L’homme sans maladie – Arnon Grunberg

Dans L’Homme sans maladie, Arnon Grunberg nous raconte l’histoire de Samarandra Ambani, un jeune architecte suisse (et donc neutre au sujet des différents conflits qui agitent le monde) aux origines indiennes, plutôt naïf et un poil fataliste. Son seul but dans la vie est de construire de beaux bâtiments, d’embellir le monde par l’architecture. Il vit avec sa compagne, a une sœur lourdement handicapée qui aimerait beaucoup en finir avec la vie et dont il s’occupe, avec leur maman, dès qu’il le peut. Lorsqu’il est contacté pour la construction d’un opéra à Bagdad, c’est l’euphorie. Il se rend seul en Irak sans inquiétude, à l’inverse de ses proches et particulièrement de son amie… Sur place, il est accueilli par plusieurs hommes déclarant être gardes du corps qui le conduisent jusqu’à l’endroit où il est censé résider durant son séjour.

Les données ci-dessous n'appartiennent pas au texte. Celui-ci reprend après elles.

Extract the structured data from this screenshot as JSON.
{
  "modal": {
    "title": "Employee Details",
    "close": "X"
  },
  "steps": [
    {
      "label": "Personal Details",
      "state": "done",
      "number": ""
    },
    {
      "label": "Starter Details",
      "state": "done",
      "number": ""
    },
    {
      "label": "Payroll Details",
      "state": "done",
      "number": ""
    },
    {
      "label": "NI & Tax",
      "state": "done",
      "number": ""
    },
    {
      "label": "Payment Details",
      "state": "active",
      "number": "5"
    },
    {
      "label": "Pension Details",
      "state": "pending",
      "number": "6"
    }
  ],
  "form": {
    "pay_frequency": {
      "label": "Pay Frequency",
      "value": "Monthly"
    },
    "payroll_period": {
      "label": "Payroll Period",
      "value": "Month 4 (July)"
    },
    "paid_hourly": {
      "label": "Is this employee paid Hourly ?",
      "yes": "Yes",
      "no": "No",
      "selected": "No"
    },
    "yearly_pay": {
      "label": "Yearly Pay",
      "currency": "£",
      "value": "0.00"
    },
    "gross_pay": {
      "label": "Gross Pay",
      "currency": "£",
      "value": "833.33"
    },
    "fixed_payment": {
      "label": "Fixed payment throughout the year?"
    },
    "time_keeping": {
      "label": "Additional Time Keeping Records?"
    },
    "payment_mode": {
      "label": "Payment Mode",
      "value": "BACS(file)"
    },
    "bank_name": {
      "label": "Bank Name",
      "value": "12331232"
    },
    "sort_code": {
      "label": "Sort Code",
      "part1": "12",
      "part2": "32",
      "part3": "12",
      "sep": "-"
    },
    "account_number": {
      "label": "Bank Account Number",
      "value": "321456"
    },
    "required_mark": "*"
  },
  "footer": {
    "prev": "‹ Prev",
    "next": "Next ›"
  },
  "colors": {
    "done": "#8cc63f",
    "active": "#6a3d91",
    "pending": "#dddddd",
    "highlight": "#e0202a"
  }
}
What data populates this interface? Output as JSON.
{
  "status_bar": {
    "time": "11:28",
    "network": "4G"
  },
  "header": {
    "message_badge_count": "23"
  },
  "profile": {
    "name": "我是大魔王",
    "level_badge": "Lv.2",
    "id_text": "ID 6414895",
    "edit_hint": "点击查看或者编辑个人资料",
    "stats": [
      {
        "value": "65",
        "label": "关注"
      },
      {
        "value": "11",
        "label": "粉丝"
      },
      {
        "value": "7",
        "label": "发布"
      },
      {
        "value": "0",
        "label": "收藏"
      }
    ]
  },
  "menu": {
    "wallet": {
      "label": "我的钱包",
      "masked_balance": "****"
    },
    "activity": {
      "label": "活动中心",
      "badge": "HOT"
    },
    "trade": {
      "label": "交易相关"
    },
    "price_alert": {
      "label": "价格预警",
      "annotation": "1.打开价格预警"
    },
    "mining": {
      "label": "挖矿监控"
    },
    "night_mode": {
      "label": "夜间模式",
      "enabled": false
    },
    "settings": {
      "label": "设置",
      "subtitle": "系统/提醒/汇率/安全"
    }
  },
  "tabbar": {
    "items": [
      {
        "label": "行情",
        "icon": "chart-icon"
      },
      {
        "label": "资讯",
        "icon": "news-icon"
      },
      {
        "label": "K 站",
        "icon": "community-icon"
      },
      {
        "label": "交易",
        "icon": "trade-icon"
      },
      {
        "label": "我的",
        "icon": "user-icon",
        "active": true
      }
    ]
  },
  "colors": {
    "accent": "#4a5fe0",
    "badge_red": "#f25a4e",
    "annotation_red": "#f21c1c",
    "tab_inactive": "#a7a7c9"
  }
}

Évidemment, tout ne va pas être simple et les choses vont se compliquer… Après de nombreuses péripéties que, pour des raisons évidentes, je ne vous raconterais pas, il rentre à Zurich où il se remet tranquillement de ses émotions. Il reprend son travail d’architecte avec son associé et à force de travail il se voit proposé une nouvelle mission à l’étranger : la construction d’une bibliothèque ainsi que d’un bunker à Dubaï…

Je dois avouer que c’est un roman qui m’a surprise et plutôt décontenancé. Dans un premier temps, le récit et son personnage principal m’ont plutôt fait sourire tant les situations décrites et les réactions tout à fait inattendues de Samarandra peuvent être absurdes. Les difficultés qu’il rencontre durant ses voyages ne sont en fait pas vraiment drôles, elles sont plutôt dramatiques et ferait paniquer plus d’une personne, ce qui n’est pas son cas du tout, c’est comme s’il était totalement déconnecté de la réalité et de l’instant présent. Puis, à la fin de ma lecture, je me suis demandée où voulait en venir l’auteur, ce qu’il souhaitait nous dire à travers ce livre, et je n’ai pas trouvé la réponse à cette question ce qui est plutôt dommage… C’est une lecture que je qualifierais d’étrange et d’originale, qui a manqué un peu de sens, mais elle fut tout de même prenante. J’ai eu, sans arrêt, très envie de savoir quelle nouvelle aventure (si on peut parler d’aventure) allait arriver à Sam. Au final, c’est un bilan en demi-teinte que je dresse, je n’irais pas jusqu’à déconseiller L’homme sans maladie, cependant, je ne le conseillerais pas non plus spontanément.

Résumé : Samarandra Ambani, architecte zurichois d’origine indienne, mène une existence rangée, jusqu’au jour où il décroche le contrat d’un opéra à Bagdad. Lorsqu’il arrive en Irak, ce n’est pas Puccini qui l’attend mais une horde de gardes du corps, présage de la violence démesurée qui va l’aspirer. À peine remis de son séjour tourmenté, le voilà de nouveau embarqué à Dubaï pour y construire la Bibliothèque nationale. Seulement l’histoire se répète impitoyablement, et Sam découvre qu’un passeport suisse n’est pas une garantie de retour… Tel un Kafka contemporain, Arnon Grunberg entraîne son héros, naïf et idéaliste, à travers des tribulations grotesques et cruelles, pour mieux le réduire en cafard d’une dérisoire comédie humaine (Editions Héloïse d’Ormesson, 2014).